Five of us went down to Granada for one night in the south of Spain. Granada is a very old city that has a heavy Muslim architecture influence and could pass for an Aerobic city in the Middle East. The city is built on a hill and the stone streets are very narrow and have a strong Muslim influence. It is home to the world famous Alhambra which was constructed by the Moorish rulers in the 14th century. It is an enormous structure with beautiful views of the city and an elaborate garden. What I loved most about this city was how cheap everything was. Granada is famous for giving generous portions of “tapas” or mini appetizers with every beer you order. I don’t think we paid for lunch of dinner once because we would just fill up on tapas throughout the day. There wasn’t too much to do in Granada and I think one day is plenty to see everything in the city. Our hostel was very nice and in a great location. That trip concluded my travels to other cities in Europe.

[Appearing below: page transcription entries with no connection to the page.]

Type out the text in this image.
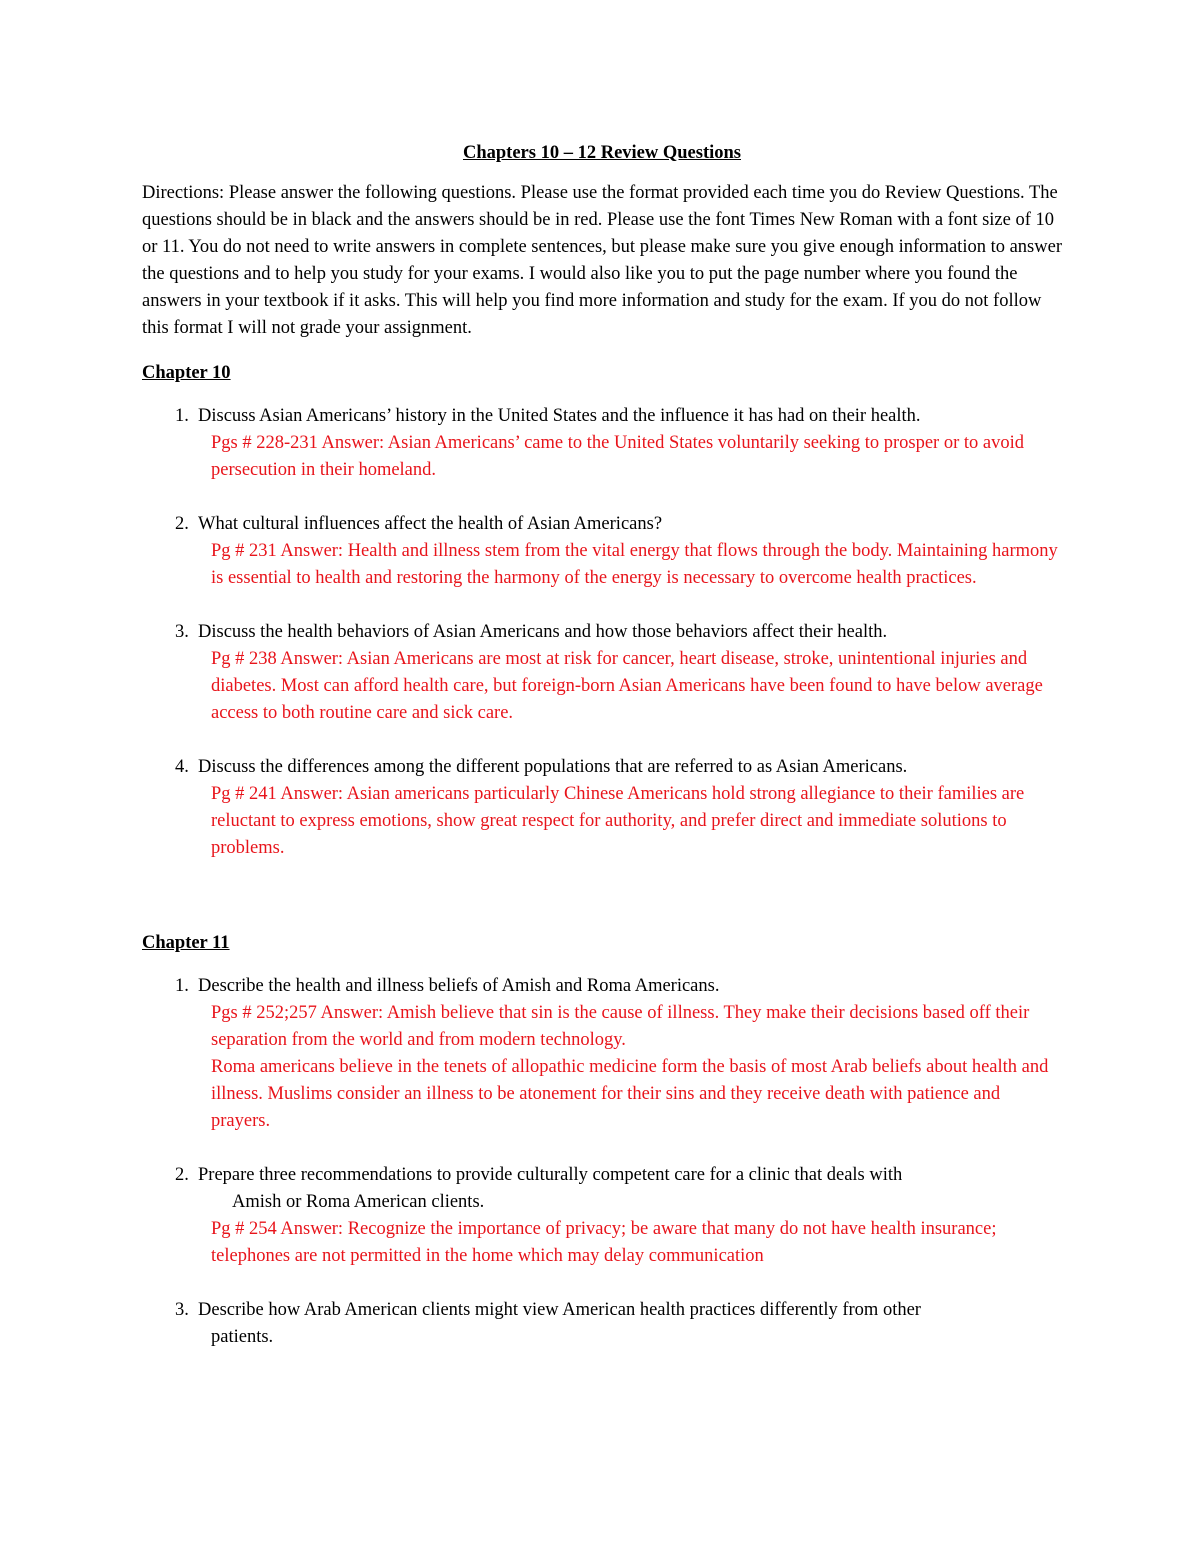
Chapters 10 – 12 Review Questions
Directions: Please answer the following questions. Please use the format provided each time you do Review Questions. The questions should be in black and the answers should be in red. Please use the font Times New Roman with a font size of 10 or 11. You do not need to write answers in complete sentences, but please make sure you give enough information to answer the questions and to help you study for your exams. I would also like you to put the page number where you found the answers in your textbook if it asks. This will help you find more information and study for the exam. If you do not follow this format I will not grade your assignment.
Chapter 10
1. Discuss Asian Americans’ history in the United States and the influence it has had on their health.
Pgs # 228-231 Answer: Asian Americans’ came to the United States voluntarily seeking to prosper or to avoid persecution in their homeland.
2. What cultural influences affect the health of Asian Americans?
Pg # 231 Answer: Health and illness stem from the vital energy that flows through the body. Maintaining harmony is essential to health and restoring the harmony of the energy is necessary to overcome health practices.
3. Discuss the health behaviors of Asian Americans and how those behaviors affect their health.
Pg # 238 Answer: Asian Americans are most at risk for cancer, heart disease, stroke, unintentional injuries and diabetes. Most can afford health care, but foreign-born Asian Americans have been found to have below average access to both routine care and sick care.
4. Discuss the differences among the different populations that are referred to as Asian Americans.
Pg # 241 Answer: Asian americans particularly Chinese Americans hold strong allegiance to their families are reluctant to express emotions, show great respect for authority, and prefer direct and immediate solutions to problems.
Chapter 11
1. Describe the health and illness beliefs of Amish and Roma Americans.
Pgs # 252;257 Answer: Amish believe that sin is the cause of illness. They make their decisions based off their separation from the world and from modern technology.
Roma americans believe in the tenets of allopathic medicine form the basis of most Arab beliefs about health and illness. Muslims consider an illness to be atonement for their sins and they receive death with patience and prayers.
2. Prepare three recommendations to provide culturally competent care for a clinic that deals with
Amish or Roma American clients.
Pg # 254 Answer: Recognize the importance of privacy; be aware that many do not have health insurance; telephones are not permitted in the home which may delay communication
3. Describe how Arab American clients might view American health practices differently from other
patients.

This past semester at Purdue, I was involved in an organization that brings to campus 10 individuals who have made significant contributions to his or her own field for a few days to speak with students about their successes. I had the honor of working with Frank Modruson, the Chief Information Officer for Accenture (the number one global consulting and outsourcing firm in the world). I worked closely with him prior to his visit to Purdue as well as spending three days with him during his campus visit. For our final project in my International Business class, we had to conduct an interview with a company that has presence in Spain and the United States. The purpose of the interview was to find differences between our countries in the way they conduct business, market entries, clients, ect. I called Frank to see if there was any way I could conduct an interview with someone in the Madrid office. The next day I received an e-mail from him saying he has set up an interview with the Chief Information Officer of Accenture:Spain. She oversees all Accenture offices in Madrid, Malaga, Barcelona, Valencia, and Seville. We had an hour and a half conversation in her office the following week. She answered all of my questions and really gave me some great insight of the professional world of Spain. At the end of the interview she said, “If you ever want to come back or work in Spain, please give me a call and we will try to find you something.” I about hit the floor stunned. The next day I wrote her a Thank you e-mail and she replied with thanking me and wanting to continue to stay in touch. Hopefully some sort of opportunity will come out of this.